The Backstory: With No. 94 comes comes a true test of what legends are made of. To most, legends are defined by both the sheer the quantity of their greatness, yet the quality of a particular shining moment has been known to earn a player that label as well.
But would it be a stretch to call someone a legend when their one shining moment ultimately resulted in an heartbreaking outcome in spite of their game-changing efforts? A complex question, I know. But we in the biz call that a Brent Burnstein.
The Legend: No. 94 DE Brent Burnstein (1992-1996)
In 1997, Burnstein almost single-handedly turned the tides of one the greatest Rose Bowls ever with a momentum-stealing field goal block. Making this moment all the sweeter is the fact that Bernstein beat arguably the greatest offensive lineman ever, Orlando Pace, to make the incredibly timely play.
With Ohio State threatening to extend its lead to seven with just under six minutes to play, Burnstein used his 6'8" frame as leverage to force his way through Pace and slap away Josh Jackson's 38-yard attempt. Fellow ASU defensive end Derrick Rodgers then took advantage of the frenzy on the field by scooping up what appeared to be a lateral and running it back for 50-yard touchdown.
Unfortunately, the lateral was eventually ruled an illegal forward pass but the Devils still had the ball on their own 42 yard line. And they made the most of that position when Jake Plummer showed why he was known as the snake with an 11-yard TD scramble that gave ASU a 17-14 lead with only 1:40 remaining.
Sadly, the rest is painful history. After the kickoff, QB Joe Germaine, a Mesa-native, promptly led the Buckeyes on a 65-yard, game-winning drive that concluded with a five-yard touchdown toss to WR David Boston with only 19 seconds remaining. And thus, the Devils were handed their first loss of the season, forcing them to settle for No. 4 in the AP rankings instead of a potential share of a national championship.
For that reason, Burnstein's "one shining moment" is often overlooked in the history of ASU football. But while that may have been the pinnacle of Burnstein's career, his entire season that proceeded that painful game was mighty memorable as well. In fact, Burnstein's block in the Rose Bowl was actually his fourth that season, which just happens to be an ASU record. Burnstein was also recognized as an honorable mention on the All-Pac-10 team that season even with standouts like Derrick Rodgers and Shawn Swayda stealing his thunder.
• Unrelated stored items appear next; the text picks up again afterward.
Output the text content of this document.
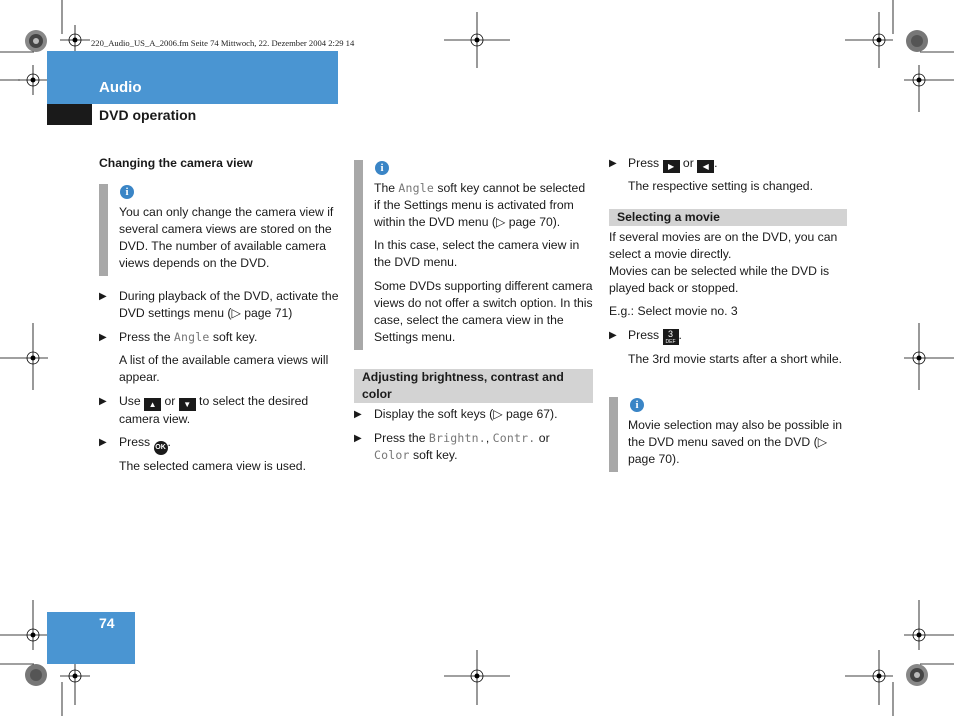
220_Audio_US_A_2006.fm Seite 74 Mittwoch, 22. Dezember 2004 2:29 14
Audio
DVD operation
74
Changing the camera view
i
You can only change the camera view if several camera views are stored on the DVD. The number of available camera views depends on the DVD.
▶ During playback of the DVD, activate the DVD settings menu (▷ page 71)
▶ Press the Angle soft key.
A list of the available camera views will appear.
▶ Use ▲ or ▼ to select the desired camera view.
▶ Press OK .
The selected camera view is used.
i
The Angle soft key cannot be selected if the Settings menu is activated from within the DVD menu (▷ page 70).
In this case, select the camera view in the DVD menu.
Some DVDs supporting different camera views do not offer a switch option. In this case, select the camera view in the Settings menu.
Adjusting brightness, contrast and color
▶ Display the soft keys (▷ page 67).
▶ Press the Brightn., Contr. or Color soft key.
▶ Press ▶ or ◀ .
The respective setting is changed.
Selecting a movie
If several movies are on the DVD, you can select a movie directly.
Movies can be selected while the DVD is played back or stopped.
E.g.: Select movie no. 3
▶ Press 3
DEF .
The 3rd movie starts after a short while.
i
Movie selection may also be possible in the DVD menu saved on the DVD (▷ page 70).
In the Pros: Not surprisingly, Burnstein wasn't drafted but he was picked up as a rookie free agent by the Houston Oilers. Before his career could get off the ground though, Burnstein walked away from the Oilers out of a refusal to let the veterans cut his shoulder length hair as part of their hazing process. No, I'm not making this up. Here's what Oilers head coach told the AP in 1997 about the infamous incident:
"I've been in many camps over the years, and I've had players leave for a lot of different reasons. But I never had a player leave because he didn't want to get his hair cut...I feel confident they weren't going to mess with him. I think it just came to the point where he was a little nervous about it, and obviously his hair was more important to him than his football career."
Somehow, Burnstein managed to get a second chance when the hometown Cardinals swiped him off the waivers. But before he could even get used to the prospect of once again playing in Sun Devil Stadium, the Cardinals waived him.
Although his professional career was nothing more than confirmation why his teammates nicknamed him "Fabio," his blocks will always be as legendary as his locks. For evidence, look no further than below:
(And many props to Jedi ASU for another great video).
The Honorable Mentions
DL Saute Sapolu (1984-1988): Sapolu matched Burnstein's tenure length at ASU and went on to play in the World League of American Football. Yeah, that was a thing.
And...that was about it. No. 94 is a depressingly barren number for Arizona State.
Who Wears 94 Now?
Redshirt junior kicker Parker Flynn. He hasn't done diddly squat for the Devils but you can follow him on Twitter right hurr.
Other Famous 94s
NFL OLB/DE Charles Haley (1991-1999): Haley accumulated over 100 sacks in his NFL career but he's best known for being the only player in NFL history to have been on five Super Bowl-winning teams (two with the 49ers, three with the Cowboys).
NFL DT Dana Stubblefield (1993-2003): Stubblefield earned both the Defensive Rookie of the Year (1993) and the Defensive Player of the Year awards (1997) while on the 49ers. Unfortunately, his name is also synonymous with the BALCO scandal.
NFL OLB/DE DeMarcus Ware (2005-present): Although he has five less rings, Ware is still one of the scariest players in NFL history and already has 111 sacks and 32 forced fumbles in his career. When he finally hangs his cleats up, he should be regarded as the best No. 94 ever.